On average, real wages have increased by only 0.3 percent since 2013, and that figure is distorted by the widening gulf between the highest-paid executives, on millions of dollars per year, and the vast majority of workers, whose incomes are falling.
Except for a property bubble since 2012 in the three eastern capitals of Sydney, Melbourne and Brisbane, the economy would already be in recession. While business investment dried up, speculative funds poured into real estate, sending housing prices and rents soaring, adding enormously to the burdens on working class people.
However, analysts are warning that this bubble could burst. Prices have been falling for some time in the cities most exposed to the collapse of the mining boom, such as Perth and Darwin. Now there are clear signs of a glut in apartment construction in the eastern centres, which will soon throw thousands of building workers onto the dole queues.
AMP Capital chief economist Shane Oliver yesterday said apartment prices will fall by 15 to 20 percent in Sydney and Melbourne over the next two years. This could trigger defaults, especially among “off-the-plan” buyers who paid deposits on the expectation of ever-rising prices.
Earlier, global banking giant Citi made a similar prediction, saying housing starts reached a record 230,000 over the past 12 months, but the number was expected to fall to 172,000 in 2018. According to Citi’s equity analysts, risks are already rising for banks and developers.
The recessionary trends have continued despite the Reserve Bank of Australia (RBA) cutting official interest rates twice since last August, down to a record low of 1.5 percent.

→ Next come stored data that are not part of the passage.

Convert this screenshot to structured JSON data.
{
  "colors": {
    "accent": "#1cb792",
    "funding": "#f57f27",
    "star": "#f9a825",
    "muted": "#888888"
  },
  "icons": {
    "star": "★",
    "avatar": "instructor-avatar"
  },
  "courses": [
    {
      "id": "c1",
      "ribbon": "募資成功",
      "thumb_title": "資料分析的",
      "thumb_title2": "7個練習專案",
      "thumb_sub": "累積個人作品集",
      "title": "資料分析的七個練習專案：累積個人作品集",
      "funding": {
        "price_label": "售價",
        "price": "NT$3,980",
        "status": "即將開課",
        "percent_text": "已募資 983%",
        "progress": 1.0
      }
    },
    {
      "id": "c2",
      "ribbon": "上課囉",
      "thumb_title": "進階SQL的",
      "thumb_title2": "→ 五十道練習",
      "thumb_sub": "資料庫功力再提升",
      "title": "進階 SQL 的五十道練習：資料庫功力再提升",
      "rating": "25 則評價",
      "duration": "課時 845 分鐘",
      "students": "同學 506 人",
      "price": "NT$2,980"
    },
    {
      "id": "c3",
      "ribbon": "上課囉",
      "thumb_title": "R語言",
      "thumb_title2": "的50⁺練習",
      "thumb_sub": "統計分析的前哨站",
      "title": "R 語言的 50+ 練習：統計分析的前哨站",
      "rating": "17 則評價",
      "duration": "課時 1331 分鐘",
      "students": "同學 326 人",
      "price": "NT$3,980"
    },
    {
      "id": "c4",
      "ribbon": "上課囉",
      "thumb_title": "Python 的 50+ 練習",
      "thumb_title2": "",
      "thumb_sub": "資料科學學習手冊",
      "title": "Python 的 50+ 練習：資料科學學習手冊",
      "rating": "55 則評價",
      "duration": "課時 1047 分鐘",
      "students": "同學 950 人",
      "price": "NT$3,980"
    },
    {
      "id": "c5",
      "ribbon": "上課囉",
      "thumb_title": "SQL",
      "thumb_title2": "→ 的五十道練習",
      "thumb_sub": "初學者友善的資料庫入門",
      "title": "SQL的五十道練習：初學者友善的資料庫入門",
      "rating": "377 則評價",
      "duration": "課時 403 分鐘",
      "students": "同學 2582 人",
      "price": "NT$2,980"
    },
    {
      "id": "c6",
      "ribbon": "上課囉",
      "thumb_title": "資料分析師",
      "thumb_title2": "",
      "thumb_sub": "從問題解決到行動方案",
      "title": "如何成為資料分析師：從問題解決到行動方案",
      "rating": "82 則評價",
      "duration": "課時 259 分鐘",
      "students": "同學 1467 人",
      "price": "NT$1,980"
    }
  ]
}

In its latest statement on monetary policy, issued yesterday, the RBA described the decline in business investment as “very large.”
Last month, as the parliament was about to reopen following the July 2 election, RBA governor Glenn Stevens delivered a warning to the Turnbull government and the political establishment as a whole: you must slash social spending, despite popular opposition, or the budget cuts will be imposed via a “moment of crisis.”